You earlier suggested I should go to a university library and pick up a few books on this subject. Well, physician, heal thyself.

Your analogy doesn't work. A battery of tests helps to nail down g, not a battery of questions on a test.

To argue that because the existence of g is ultimately to be found through a battery of tests, we therefore can't determine the g load of an individual test unless it is also a battery, is like arguing that because we generally need several different kinds of food for a nutritious meal that we can't assign a higher nutritional value for any particular monochrome dish in that meal (like carrots) over another more variegated dish (like sloppy joes).

Jensen's claim that with enough tests of the reaction time sort he could give the same g as a very large battery is just theory.

What relevance does this have to our discussion?

Steve Roth said...

Common misconception: Slim, Buffett, and Gates aren't just "investors." They run businesses. That takes smarts.

Ian Smith said...

Like I said Jeff, you don't know what you're talking about. Furthermore, you haven't understood my comments.

Unknown said...

Repetitious assertion of your authority is not an argument, anon. You have a very high opinion of your expertise in this field, while at the same time demonstrating a shaky grasp of some basic concepts about IQ, as well as a lackadaisical attitude towards laying out detailed arguments. Calling Arthur Jensen a "dullard" on the subject of IQ may impress your family and friends, but it isn't going to advance your position on a public blog.

Ian Smith said...

Oh it'a not just Jensen. All psychologists and psychiatrists whether academics or clinicians are STUPID.

Unknown said...

Anon,

I'm glad you cleared that up.

* All psychiatrists and psychologists are stupid...
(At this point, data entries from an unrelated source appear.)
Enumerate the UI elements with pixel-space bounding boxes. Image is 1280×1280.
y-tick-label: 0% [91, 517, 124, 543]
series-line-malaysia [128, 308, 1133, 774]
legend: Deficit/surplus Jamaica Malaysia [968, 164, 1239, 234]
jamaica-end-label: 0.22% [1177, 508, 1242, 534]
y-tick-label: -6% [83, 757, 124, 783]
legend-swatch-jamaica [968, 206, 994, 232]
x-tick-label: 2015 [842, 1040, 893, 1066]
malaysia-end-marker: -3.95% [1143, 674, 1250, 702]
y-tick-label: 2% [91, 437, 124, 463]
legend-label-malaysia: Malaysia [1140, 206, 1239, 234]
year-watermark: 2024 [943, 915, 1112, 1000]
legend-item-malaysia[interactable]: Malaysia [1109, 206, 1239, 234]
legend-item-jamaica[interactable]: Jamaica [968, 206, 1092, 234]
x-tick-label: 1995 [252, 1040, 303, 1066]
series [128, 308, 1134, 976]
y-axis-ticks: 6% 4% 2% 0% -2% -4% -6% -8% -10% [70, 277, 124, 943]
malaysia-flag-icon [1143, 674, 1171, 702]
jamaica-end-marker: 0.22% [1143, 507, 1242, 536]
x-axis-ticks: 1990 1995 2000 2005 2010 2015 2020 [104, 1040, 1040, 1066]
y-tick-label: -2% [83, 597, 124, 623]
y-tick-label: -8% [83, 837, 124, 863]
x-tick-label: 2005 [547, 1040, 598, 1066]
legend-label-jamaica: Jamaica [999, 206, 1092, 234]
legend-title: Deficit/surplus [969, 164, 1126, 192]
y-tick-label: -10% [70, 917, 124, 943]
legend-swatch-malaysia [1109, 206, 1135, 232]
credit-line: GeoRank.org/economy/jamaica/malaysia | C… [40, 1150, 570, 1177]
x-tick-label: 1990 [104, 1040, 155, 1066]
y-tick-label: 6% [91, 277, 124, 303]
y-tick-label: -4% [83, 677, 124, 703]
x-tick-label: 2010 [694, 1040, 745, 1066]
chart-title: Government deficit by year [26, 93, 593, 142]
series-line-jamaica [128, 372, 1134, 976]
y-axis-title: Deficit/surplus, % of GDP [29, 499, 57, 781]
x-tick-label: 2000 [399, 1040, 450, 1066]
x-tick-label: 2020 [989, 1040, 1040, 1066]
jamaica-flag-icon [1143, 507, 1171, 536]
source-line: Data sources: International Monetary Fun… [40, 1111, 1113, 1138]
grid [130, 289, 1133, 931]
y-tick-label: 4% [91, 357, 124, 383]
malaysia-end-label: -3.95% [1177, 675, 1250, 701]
* Arthur Jensen is a psychologist...

* Therefore, Arthur Jensen is a dullard.

And you even capitalize "STUPID" to give it that extra bit of oomph.
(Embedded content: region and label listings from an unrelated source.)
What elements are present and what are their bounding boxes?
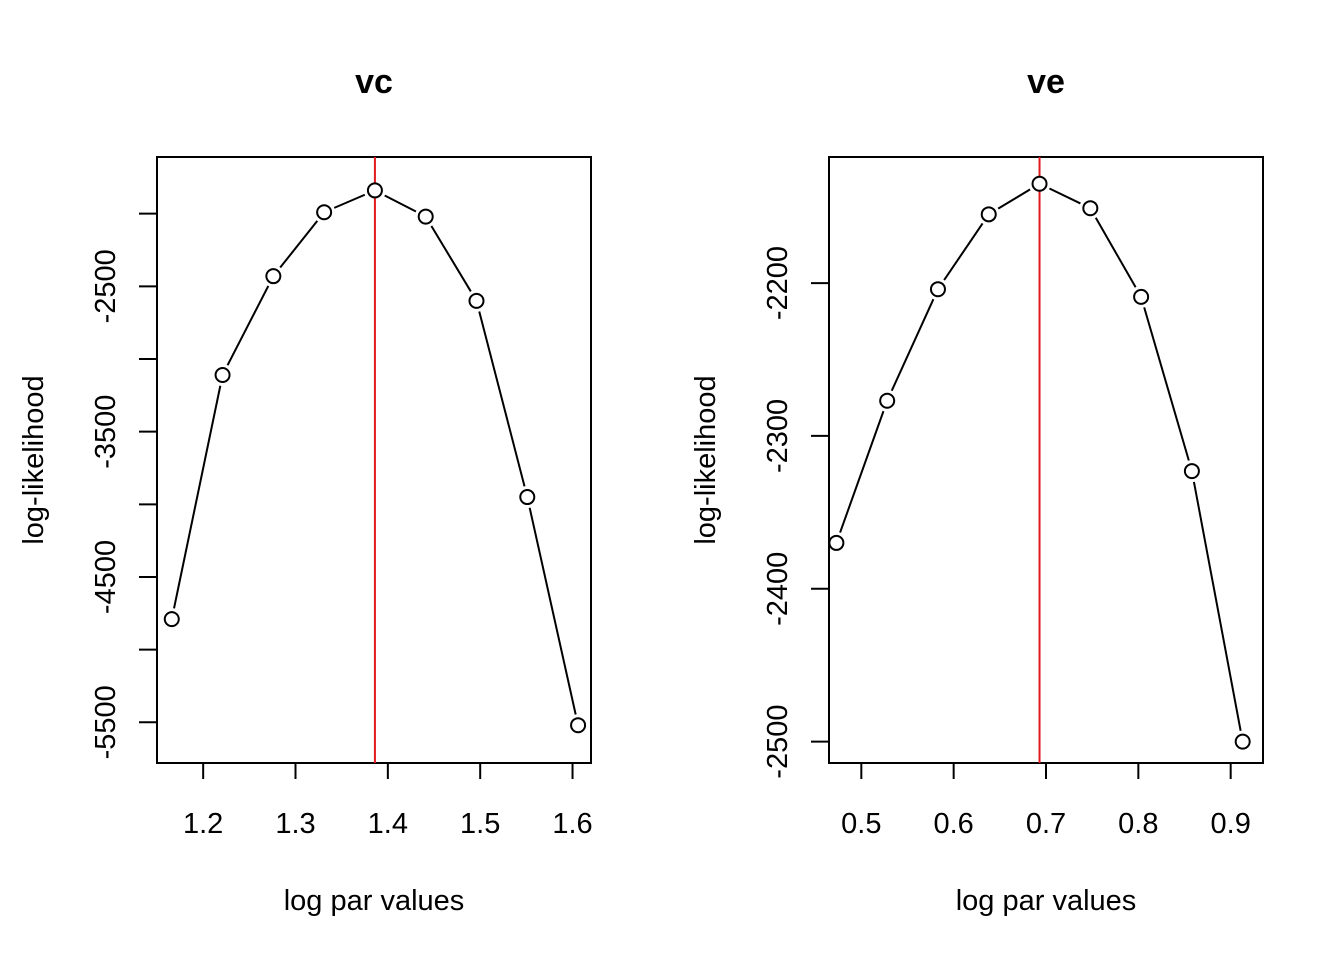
series-segment xyxy=(279,220,319,269)
y-axis-label: log-likelihood xyxy=(18,375,50,544)
x-tick-label: 0.6 xyxy=(933,808,973,840)
data-point xyxy=(879,392,896,409)
series-segment xyxy=(333,193,366,209)
data-point xyxy=(1031,175,1048,192)
data-point xyxy=(929,281,946,298)
panel-title: vc xyxy=(355,63,393,101)
y-tick-label: -5500 xyxy=(90,685,122,759)
x-tick-label: 0.9 xyxy=(1211,808,1251,840)
series-segment xyxy=(1049,187,1081,205)
data-point xyxy=(417,208,434,225)
series-segment xyxy=(1094,217,1137,288)
series-segment xyxy=(430,225,472,292)
x-axis-label: log par values xyxy=(284,885,465,917)
y-tick-label: -2500 xyxy=(90,249,122,323)
y-tick-label: -4500 xyxy=(90,540,122,614)
series-layer xyxy=(828,175,1251,750)
panel-vc: vc 1.2 1.3 1.4 1.5 1.6 -2500-3500-4500-5500 … xyxy=(18,63,593,917)
x-tick-label: 1.3 xyxy=(275,808,315,840)
y-tick-label: -2200 xyxy=(762,246,794,320)
y-axis: -2200 -2300 -2400 -2500 xyxy=(762,246,830,779)
data-point xyxy=(214,366,231,383)
x-tick-label: 1.4 xyxy=(368,808,408,840)
panel-title: ve xyxy=(1027,63,1065,101)
x-tick-label: 1.2 xyxy=(183,808,223,840)
data-point xyxy=(163,611,180,628)
y-tick-label: -2300 xyxy=(762,399,794,473)
panel-ve: ve 0.5 0.6 0.7 0.8 0.9 -2200-2300-2400-2500 … xyxy=(690,63,1264,917)
data-point xyxy=(1183,463,1200,480)
data-point xyxy=(1082,200,1099,217)
series-segment xyxy=(528,507,577,715)
data-point xyxy=(468,292,485,309)
data-point xyxy=(1133,288,1150,305)
data-point xyxy=(265,268,282,285)
series-layer xyxy=(163,182,587,734)
series-segment xyxy=(173,385,222,609)
x-tick-label: 0.5 xyxy=(841,808,881,840)
x-axis-label: log par values xyxy=(956,885,1137,917)
y-axis-label: log-likelihood xyxy=(690,375,722,544)
series-segment xyxy=(384,194,417,213)
series-segment xyxy=(1192,481,1242,731)
x-tick-label: 1.5 xyxy=(460,808,500,840)
y-tick-label: -3500 xyxy=(90,395,122,469)
data-point xyxy=(1234,733,1251,750)
plot-frame xyxy=(828,156,1264,764)
series-segment xyxy=(839,410,885,533)
data-point xyxy=(316,204,333,221)
data-point xyxy=(828,534,845,551)
x-axis: 1.2 1.3 1.4 1.5 1.6 xyxy=(183,762,593,840)
x-tick-label: 0.7 xyxy=(1026,808,1066,840)
data-point xyxy=(519,489,536,506)
series-segment xyxy=(997,188,1031,210)
series-segment xyxy=(890,298,935,392)
series-segment xyxy=(478,311,526,487)
y-tick-label: -2500 xyxy=(762,705,794,779)
series-segment xyxy=(226,285,270,366)
y-axis: -2500 -3500 -4500 -5500 xyxy=(90,212,158,759)
x-axis: 0.5 0.6 0.7 0.8 0.9 xyxy=(841,762,1251,840)
data-point xyxy=(570,717,587,734)
series-segment xyxy=(943,222,984,281)
x-tick-label: 0.8 xyxy=(1118,808,1158,840)
y-tick-label: -2400 xyxy=(762,552,794,626)
series-segment xyxy=(1143,307,1190,461)
data-point xyxy=(366,182,383,199)
x-tick-label: 1.6 xyxy=(552,808,592,840)
data-point xyxy=(980,206,997,223)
As you have said in another context, your arguments say more about your own limitations than they do about anyone else's.

Ian Smith said...

I do not speak from prejudice.

Social science is pseudosience whenever it goes beyond mere description.
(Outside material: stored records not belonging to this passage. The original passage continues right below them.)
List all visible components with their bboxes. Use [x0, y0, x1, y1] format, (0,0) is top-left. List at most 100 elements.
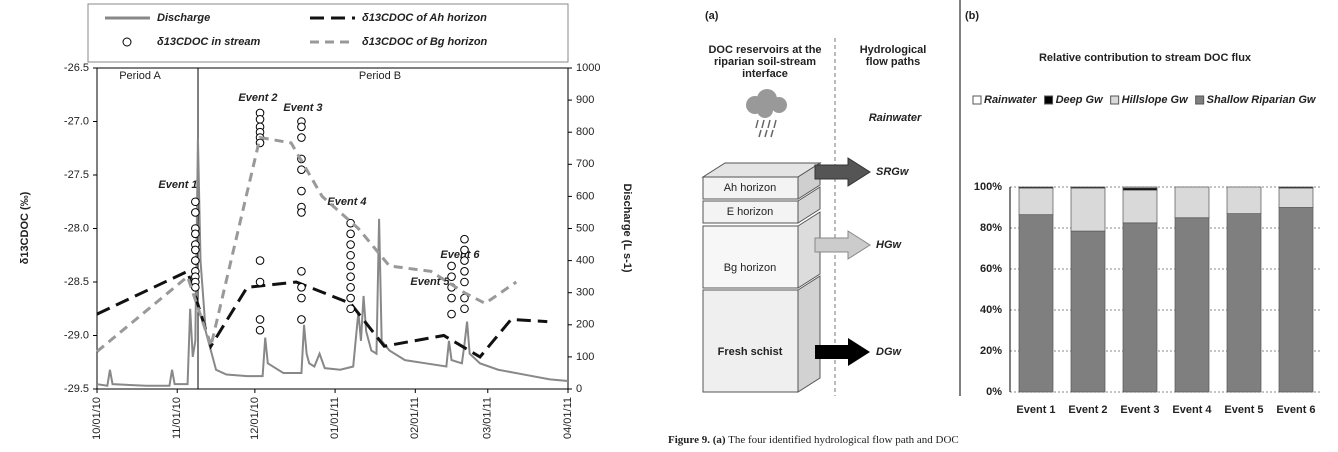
y-tick-label: 20% [980, 345, 1002, 357]
annotation: Event 5 [410, 276, 450, 288]
point [191, 208, 200, 217]
line [96, 269, 548, 359]
header: DOC reservoirs at the [708, 44, 821, 56]
y2-tick-label: 0 [576, 383, 582, 395]
bar-segment [1278, 187, 1314, 208]
annotation: Period B [359, 70, 401, 82]
point [191, 229, 200, 239]
point [447, 261, 456, 271]
x-tick-label: 04/01/11 [562, 397, 574, 439]
point [255, 325, 265, 335]
point [460, 267, 469, 276]
bar-segment [1174, 186, 1210, 219]
caption-label: Figure 9. [668, 434, 710, 446]
y-tick-label: 80% [980, 222, 1002, 234]
bar-segment [1018, 186, 1054, 189]
x-tick-label: 11/01/10 [171, 397, 183, 439]
x-tick-label: 01/01/11 [329, 397, 341, 439]
bar-segment [1278, 186, 1314, 189]
x-tick-label: 03/01/11 [482, 397, 494, 439]
point [460, 304, 469, 314]
flow-label: SRGw [876, 166, 910, 178]
legend-label: δ13CDOC of Ah horizon [362, 12, 487, 24]
legend-label: Discharge [157, 12, 210, 24]
header: interface [742, 68, 788, 80]
point [460, 277, 469, 287]
annotation: Event 6 [440, 249, 480, 261]
x-tick-label: 12/01/10 [249, 397, 261, 440]
legend-label: Hillslope Gw [1122, 94, 1189, 106]
x-tick-label: Event 6 [1276, 404, 1315, 416]
y2-tick-label: 700 [576, 158, 594, 170]
point [346, 293, 355, 303]
legend-swatch [122, 37, 132, 47]
point [191, 245, 200, 255]
y-axis-title: δ13CDOC (‰) [19, 191, 31, 264]
y-tick-label: -29.0 [64, 329, 89, 341]
soil-column [701, 162, 822, 393]
caption-text: The four identified hydrological flow pa… [728, 434, 959, 446]
bar-segment [1122, 189, 1158, 224]
line [96, 138, 569, 387]
point [346, 304, 355, 314]
legend-box [87, 3, 569, 63]
y2-tick-label: 1000 [576, 62, 600, 74]
y-tick-label: 0% [986, 386, 1002, 398]
layer-label: Ah horizon [724, 182, 777, 194]
bar-segment [1018, 214, 1054, 393]
point [346, 272, 355, 281]
point [191, 197, 200, 207]
y-tick-label: -28.0 [64, 222, 89, 234]
bar-segment [1278, 207, 1314, 393]
point [297, 186, 306, 196]
point [191, 283, 200, 292]
y-tick-label: 40% [980, 304, 1002, 316]
caption: Figure 9. (a) The four identified hydrol… [668, 434, 959, 446]
y2-tick-label: 800 [576, 126, 594, 138]
legend-label: δ13CDOC in stream [157, 36, 261, 48]
x-tick-label: Event 2 [1068, 404, 1107, 416]
bar-segment [1122, 222, 1158, 393]
annotation: Event 1 [158, 179, 197, 191]
point [346, 229, 355, 239]
point [460, 256, 469, 265]
point [447, 309, 456, 319]
bar-segment [1226, 213, 1262, 393]
point [447, 272, 456, 281]
x-tick-label: 02/01/11 [409, 397, 421, 439]
point [191, 256, 200, 265]
legend-swatch [1110, 95, 1120, 105]
point [297, 267, 306, 276]
y2-tick-label: 400 [576, 255, 594, 267]
legend-label: Rainwater [984, 94, 1037, 106]
annotation: Event 3 [283, 102, 322, 114]
legend-label: δ13CDOC of Bg horizon [362, 36, 488, 48]
y2-tick-label: 200 [576, 319, 594, 331]
layer-label: Fresh schist [718, 346, 783, 358]
bar-segment [1070, 187, 1106, 232]
annotation: Period A [119, 70, 161, 82]
x-tick-label: 10/01/10 [91, 397, 103, 440]
arrow [814, 230, 871, 260]
y2-tick-label: 900 [576, 94, 594, 106]
flow-label: HGw [876, 239, 903, 251]
x-tick-label: Event 5 [1224, 404, 1263, 416]
y-tick-label: -28.5 [64, 276, 89, 288]
bar-segment [1122, 186, 1158, 189]
point [297, 293, 306, 303]
y2-tick-label: 600 [576, 190, 594, 202]
point [297, 315, 306, 324]
point [255, 256, 265, 265]
header: riparian soil-stream [714, 56, 816, 68]
legend-swatch [972, 95, 982, 105]
legend-swatch [1195, 95, 1205, 105]
point [447, 293, 456, 303]
rain-drops [755, 119, 777, 138]
y-tick-label: -27.5 [64, 169, 89, 181]
y-tick-label: -27.0 [64, 115, 89, 127]
bar-segment [1070, 230, 1106, 393]
point [255, 115, 265, 124]
point [346, 283, 355, 292]
x-tick-label: Event 4 [1172, 404, 1212, 416]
The only reason it goes beyond mere description is that social "scientists" have an inferiority complex.

Unknown said...

Well, I'm glad you cleared that up.

I can now revise the Anon Syllogism; it is no longer based on the foundation that all psychiatrists and psychologists are stupid.

No, we can now comfortably add in all political scientists, sociologists, economists, anthropologists, criminologists, geographers, as well as many sub-fields in history, education, geography, linguistics, and the law.

Apparently, Jensen has excellent company in his imbecility. Thank God we have you around to point out the prejudices of others without the need for proof or arguments.

Ian Smith said...

That's right. You got it.

But were you including physical geographers? There's nothing wrong with them.

Ian Smith said...

In an ideal world all social science departments would be shut down and their professors forced to get real jobs.

Their economic position is similar to that of pornographers, tobacco execs, fast food execs, entertainers, insurance salesmen, etc.

Andrew said...

Buffet was simply making the claim that only a moderately high IQ was a necessary condition of success, or as his partner Charlie says, "you only have to be a little wiser" (than average. His point was that selling the extra iq points >120 was a better investment so to speak. Not that diminishing returns existed in investment success above that level or that a >=120 IQ was sufficient.

His comment is only relevant to the investor population. If taken literally it could only mean the probability of being a successful investor with an iq below 120 is zero and >120 iq non zero. Because of the complimentary factors the relationship could only be fitted as an association and not shoehorned into a std normal distribution.